As one might say of me that I have only made here a collection of other people's flowers, having provided nothing of my own but the cord to bind them together.
  [Fr., Comme quelqu'un pourroit dire de moy, que j'ay seulement faict icy un amas de fleurs estrangieres, n'y ayant fourny du mien que le filet a les lier.]
      - Essays (bk. III, ch. XII) [Quotations]

. . . I have seen books make of things neither studied nor ever understood . . . the author contenting himself for his own part, to have cast the plot and projected the design of it, and by his industry to have bound up the fagot of unknown provisions; at least the ink and paper his own. This may be said to be a buying or borrowing, and not a making or compiling of a book.
      - Essays (bk. III, ch. XII) [Quotations]

Words repeated again have as another sound, so another sense.
      - Essays (bk. III, ch. XII) [Words]

I believe it to be true that Dreams are the true Interpreters of our Inclinations; but there is Art required to sort and understand them.
      - Essays (bk. III, ch. XIII) [Dreams]

To each foot its own shoe.
  [Fr., A chaque pied son soulier.]
      - Essays (bk. III, ch. XIII) [Shoemaking]

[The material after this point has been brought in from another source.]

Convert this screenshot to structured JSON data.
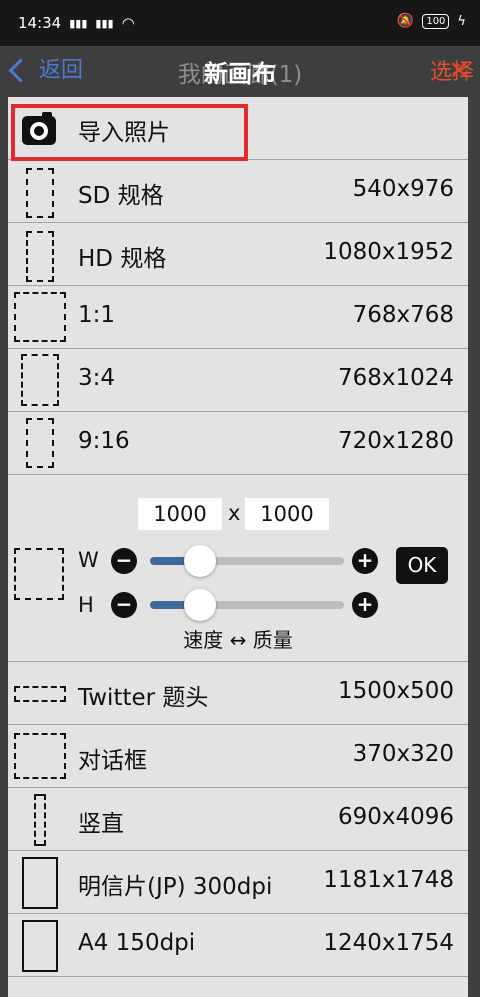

Experience teaches that a good memory is generally joined to a weak judgment.
  [Fr., Il se veoid par experience, que les memoires excellentes se joignent volontiers aux jugements debiles.]
      - Essays (I, 9) [Memory]

What's done can't be undone.
  [Fr., Ce qui est faicr ne se peult desfaire.]
      - Essays (III) [Action : Proverbs]

The secret counsels of princes are a troublesome burden to such as have only to execute them.
  [Fr., C'est une importune garde, du secret des princes, a qui n'en que faire.]
      - Essays (III, 1) [Advice]

The lack of wealth is easily repaired; but the poverty of the soul is irreparable.
  [Fr., La pauvrete des biens est aysee a guerir; la pauvrete de l'ame, impossible.]
      - Essays (III, 10) [Poverty]

The clatter of arms drowns the voice of the law.
  [Fr., Le bruit des armes l'empeschoit d'entendre la voix des lois.]
      - Essays (III, I) [Law]

You have your face bare; I am all face.
  [Fr., Vous avez bien la face desouverte; moi je suis tout face.]
      - Essays (vol. I, ch XXXV),
        answer of a naked beggar who was asked whether he was not cold
        [Face]

Were I to live my life over again, I should live it just as I have done. I neither complain of the past, nor do I fear the future.
      - Essays On Repentance (bk. III, ch. II)
        [Life]

Let us a little permit Nature to take her own way; she better understands her own affairs than we.
      - Essays--Experience [Nature]

The thing in the world I am most afraid of is fear, and with good reason; that passion alone, in the trouble of it, exceeding all other accidents.
      - Essays--Fear [Fear]

Whom conscience, ne'er asleep,
  Wounds with incessant strokes, not loud, but deep.
      - Essays--Of Conscience (bk. II, ch. V)
        [Conscience]

Nothing is so firmly believed as what we least know.
      - Essays--Of Divine Ordinances
         (bk. I, ch. XXXI) [Belief]

How many worthy men have we seen survive their own reputations!
      - Essays--Of Glory [Reputation]

Amongst so many borrowed things, am glad if I can steal one, disguising and altering it for some new service.
      - Essays--Of Physiognomy [Plagiarism]

The publick weal requires that a man should betray, and lye, and massacre.
      - Essays--Of Profit and Honesty [Policy]

I speak truth, not so much as I would, but as much as I dare; and I dare a little the more I grow older.
      - Essays--Of Repentance [Truth]

A man must either imitate the vicious or hate them.